Tout d'abord, on sait, mais on s'en serait douté, que la récompense qui favorise le plus l'attention est la friandise. Céline Rochais et coll (université de Rennes) montrent que des jeunes chevaux (peu manipulés) apprennent mieux à rester immobile à la demande, si on les récompense avec une friandise. On pourrait craindre que le cheval ne focalise que sur la nourriture au mépris du reste, mais il semble que en réalité, la récompense augmenterait l'attention envers l'environnement et ainsi, l'apprentissage serait favorisé. 

Une étude de Konstanze Krueger et coll (université de Regensberg, Allemagne) montre que l'attention des chevaux envers les humains peut leur être profitable et qu'ils apprennent en les observant.
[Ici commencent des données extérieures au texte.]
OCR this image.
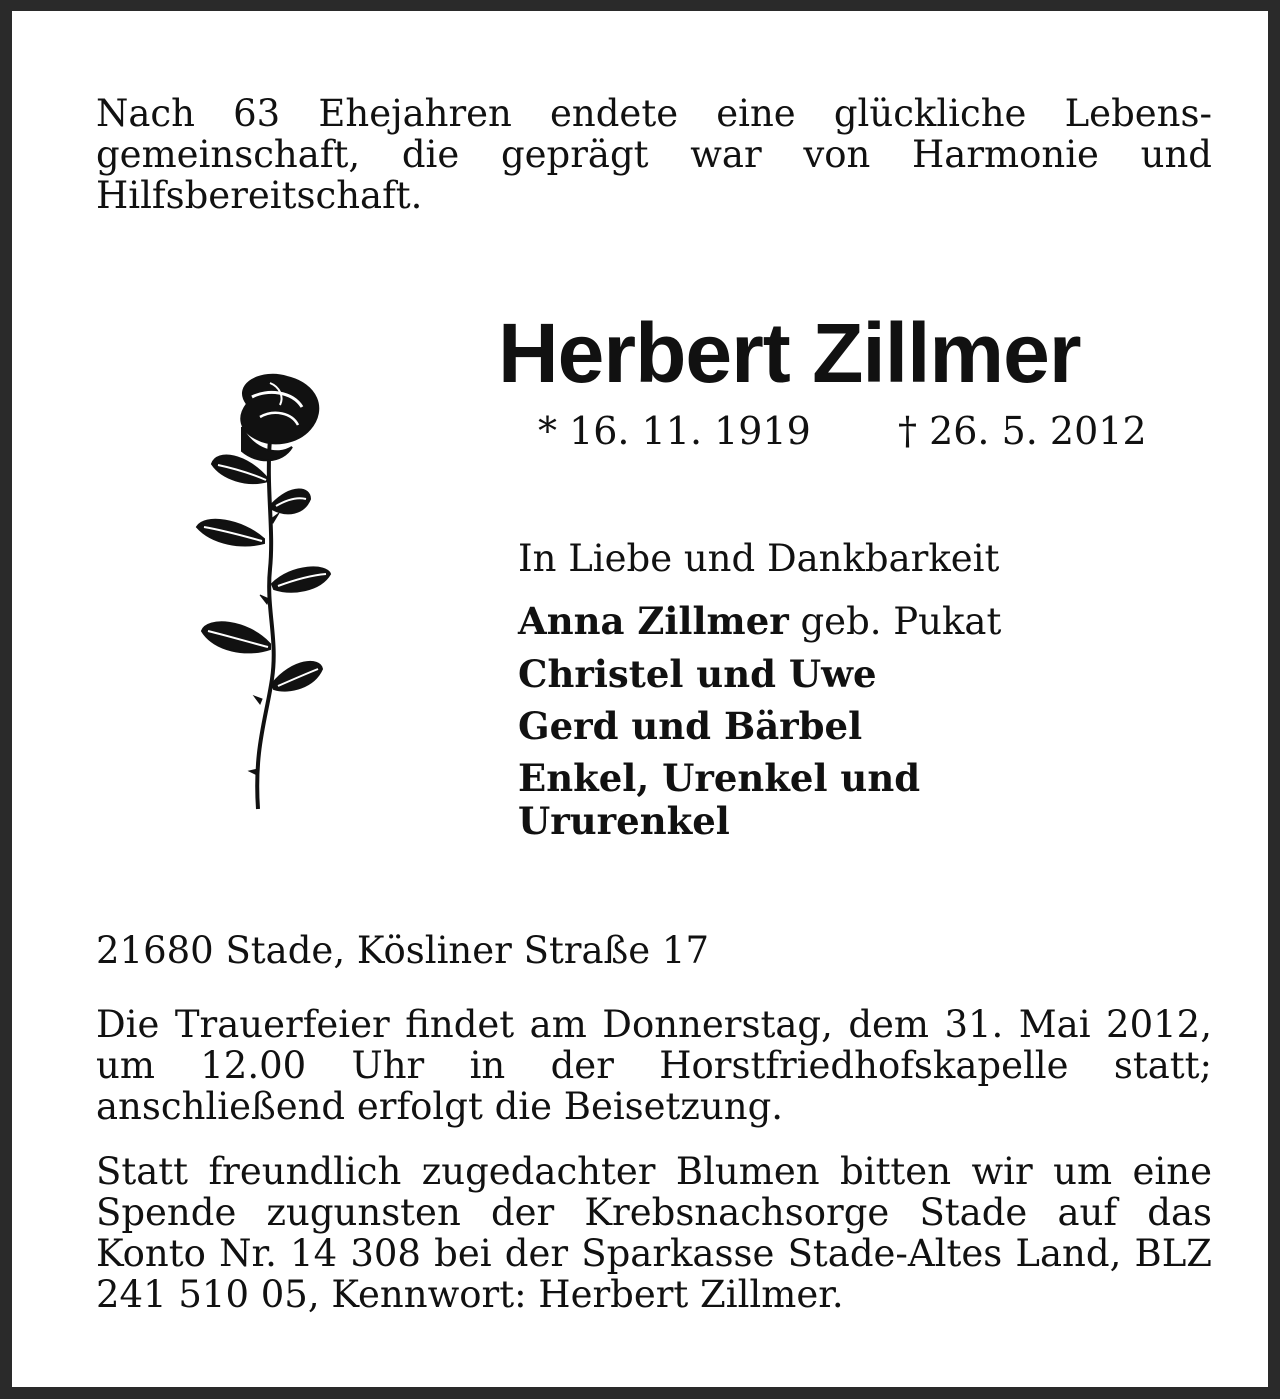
Nach 63 Ehejahren endete eine glückliche Lebensgemeinschaft, die geprägt war von Harmonie und Hilfsbereitschaft.

Herbert Zillmer

* 16. 11. 1919 † 26. 5. 2012

In Liebe und Dankbarkeit

Anna Zillmer geb. Pukat

Christel und Uwe

Gerd und Bärbel

Enkel, Urenkel und
Ururenkel

21680 Stade, Kösliner Straße 17

Die Trauerfeier findet am Donnerstag, dem 31. Mai 2012, um 12.00 Uhr in der Horstfriedhofskapelle statt; anschließend erfolgt die Beisetzung.

Statt freundlich zugedachter Blumen bitten wir um eine Spende zugunsten der Krebsnachsorge Stade auf das Konto Nr. 14 308 bei der Sparkasse Stade-Altes Land, BLZ 241 510 05, Kennwort: Herbert Zillmer.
Elle utilise un seau pourvu d'un couvercle qui s'ouvre à l'aide d'un interrupteur placé quelques dizaines de centimètres plus loin. Devant les chevaux du premier groupe, elle ouvre la boite et place de la nourriture dans le seau, qu'elle referme. Dans toute situation expérimentale, il y a, normalement, un groupe contrôle. Ici, les chevaux du groupe contrôle ne la voient pas ouvrir la boite - en revanche, il voit bien la nourriture dans le seau. 
Les chevaux du groupe expérimental ont mieux réussit à ouvrir le seau et à prendre la nourriture que ceux du groupe contrôle. Bien sûr, ils n'ont probablement pas compris le mécanisme du bouton et ont du procéder par essais / erreur pour réussir à l'activer. Certains ont léché, mordu, l'interrupteur, d'autre ont mis des coups de sabots. Ceux qui ont réussi ont perçut d'une part, que l'ouverture était possible et ils ont été plus insistants, et d'autre part que en triturant dans le coin, il devrait se passer quelque chose de positif : en effet ils se sont intéressés au bouton.
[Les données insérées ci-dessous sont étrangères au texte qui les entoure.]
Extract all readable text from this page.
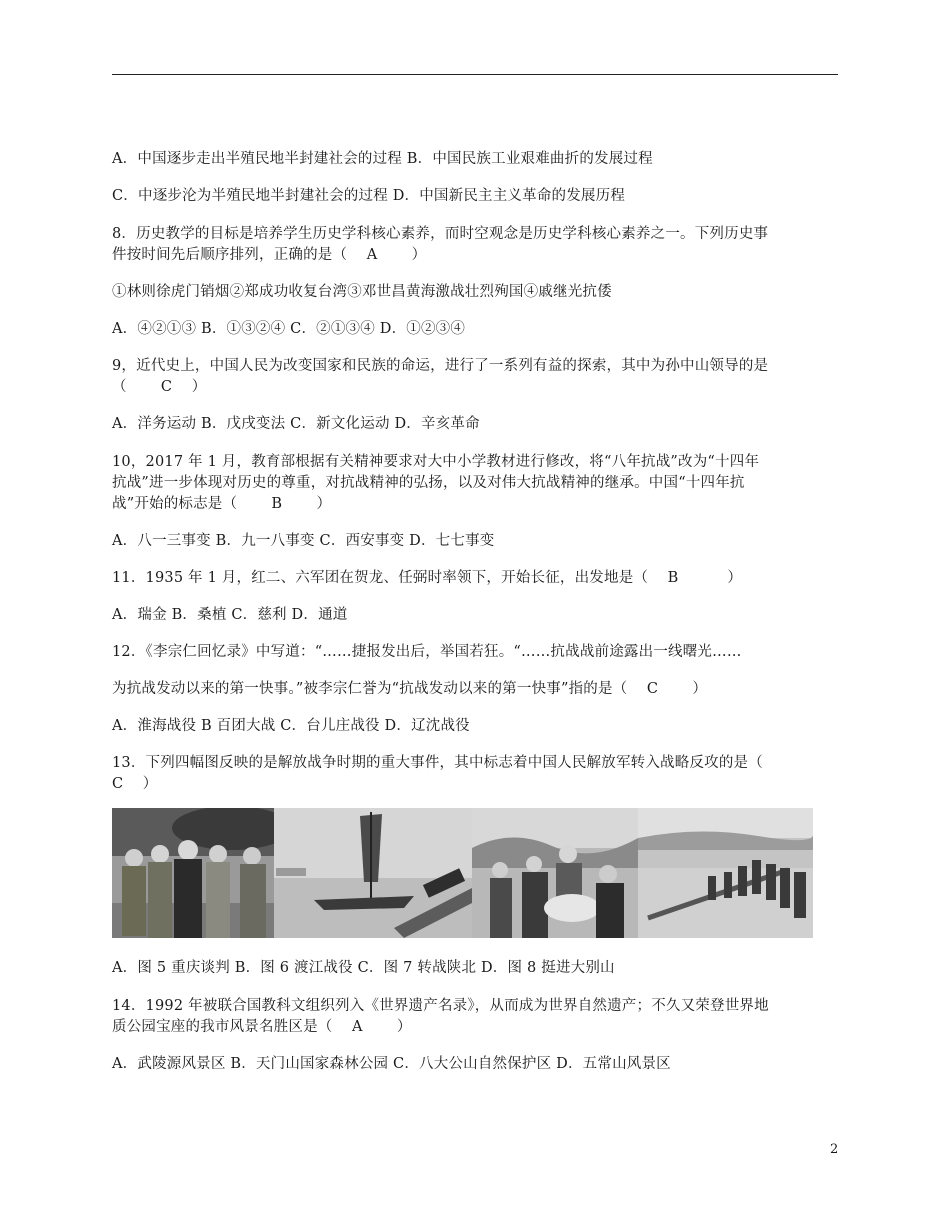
A．中国逐步走出半殖民地半封建社会的过程 B．中国民族工业艰难曲折的发展过程
C．中逐步沦为半殖民地半封建社会的过程 D．中国新民主主义革命的发展历程
8．历史教学的目标是培养学生历史学科核心素养，而时空观念是历史学科核心素养之一。下列历史事
件按时间先后顺序排列，正确的是（　 A　　 ）
①林则徐虎门销烟②郑成功收复台湾③邓世昌黄海激战壮烈殉国④戚继光抗倭
A．④②①③ B．①③②④ C．②①③④ D．①②③④
9，近代史上，中国人民为改变国家和民族的命运，进行了一系列有益的探索，其中为孙中山领导的是
（　　 C　 ）
A．洋务运动 B．戊戌变法 C．新文化运动 D．辛亥革命
10，2017 年 1 月，教育部根据有关精神要求对大中小学教材进行修改，将“八年抗战”改为“十四年
抗战”进一步体现对历史的尊重，对抗战精神的弘扬，以及对伟大抗战精神的继承。中国“十四年抗
战”开始的标志是（　　 B　　 ）
A．八一三事变 B．九一八事变 C．西安事变 D．七七事变
11．1935 年 1 月，红二、六军团在贺龙、任弼时率领下，开始长征，出发地是（　 B　　　 ）
A．瑞金 B．桑植 C．慈利 D．通道
12．《李宗仁回忆录》中写道：“……捷报发出后，举国若狂。“……抗战战前途露出一线曙光……
为抗战发动以来的第一快事。”被李宗仁誉为“抗战发动以来的第一快事”指的是（　 C　　 ）
A．淮海战役 B 百团大战 C．台儿庄战役 D．辽沈战役
13．下列四幅图反映的是解放战争时期的重大事件，其中标志着中国人民解放军转入战略反攻的是（
C　 ）
A．图 5 重庆谈判 B．图 6 渡江战役 C．图 7 转战陕北 D．图 8 挺进大别山
14．1992 年被联合国教科文组织列入《世界遗产名录》，从而成为世界自然遗产；不久又荣登世界地
质公园宝座的我市风景名胜区是（　 A　　 ）
A．武陵源风景区 B．天门山国家森林公园 C．八大公山自然保护区 D．五常山风景区
2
Mais l'équipe de chercheurs remarque que les chevaux du groupe expérimental qui n'ont pas réussit le test reportaient d'avantage leur attention vers l'humain comme s'ils avaient été en attente que celui-ci résolve le problème.

Lors de l'étude de Céline Rochais, cette remarque avait été faite aussi : certains chevaux semblent accorder beaucoup trop d'attention à l'homme et être ainsi moins en capacité d'apprendre. Ce point semble être corroboré par l'étude de Clémence Lesimple (Rennes). Elle reprend le principe de la boite à ouvrir (directement) après démonstration et reste à côté du cheval pendant qu'il essaie de récupérer la nourriture. Seulement la moitié y parviennent et l'intérêt que le cheval porte au chercheur semble directement lié à l'échec au test. C'est-à-dire que selon elle, les chevaux compteraient sur l'humain pour résoudre le problème que pose le couvercle. La question se pose de savoir si cela est un comportement acquis ou non et donc de comparer des chevaux domestiques avec des chevaux sauvages. En effet, on peut se demander quel est l'effet du mode de vie du cheval : si les chevaux testés sont essentiellement des chevaux de boxe, peu ou pas habitués à la recherche alimentaire, mais au contraire à être nourrit "à la main", cela peut expliquer les échecs et le sur-intéressement à l'homme.

Une autre étude, celle de Malavasi et Huber va dans ce sens. Dans cette étude, un seau de grain est placé à proximité d'une clôture électrique, alors que le cheval est dans un paddock (connu) avec son soigneur habituel qui ne s'occupe pas du cheval. Ce dernier tente d'attirer l'attention de l'humain vers le seau en regardant alternativement les deux (le comportement naturel des chevaux est de suivre le regard des autres membres quand ils sont en posture d'alerte (attentif) envers quelque chose (un vélo ...) ) en tournant devant ou en allant au contact physique du soigneur s'il le faut. 

L'attention, favorisée par le don de friandises, est capitale pour l'apprentissage. Cependant, certains chevaux peuvent prêter plus attention à l'homme qu'à la tâche, ce qui entrave leur apprentissage, voire "compter" sur l'homme pour résoudre la difficulté au lieu de procéder par essais/erreur, méthode habituelle et propice aux apprentissages.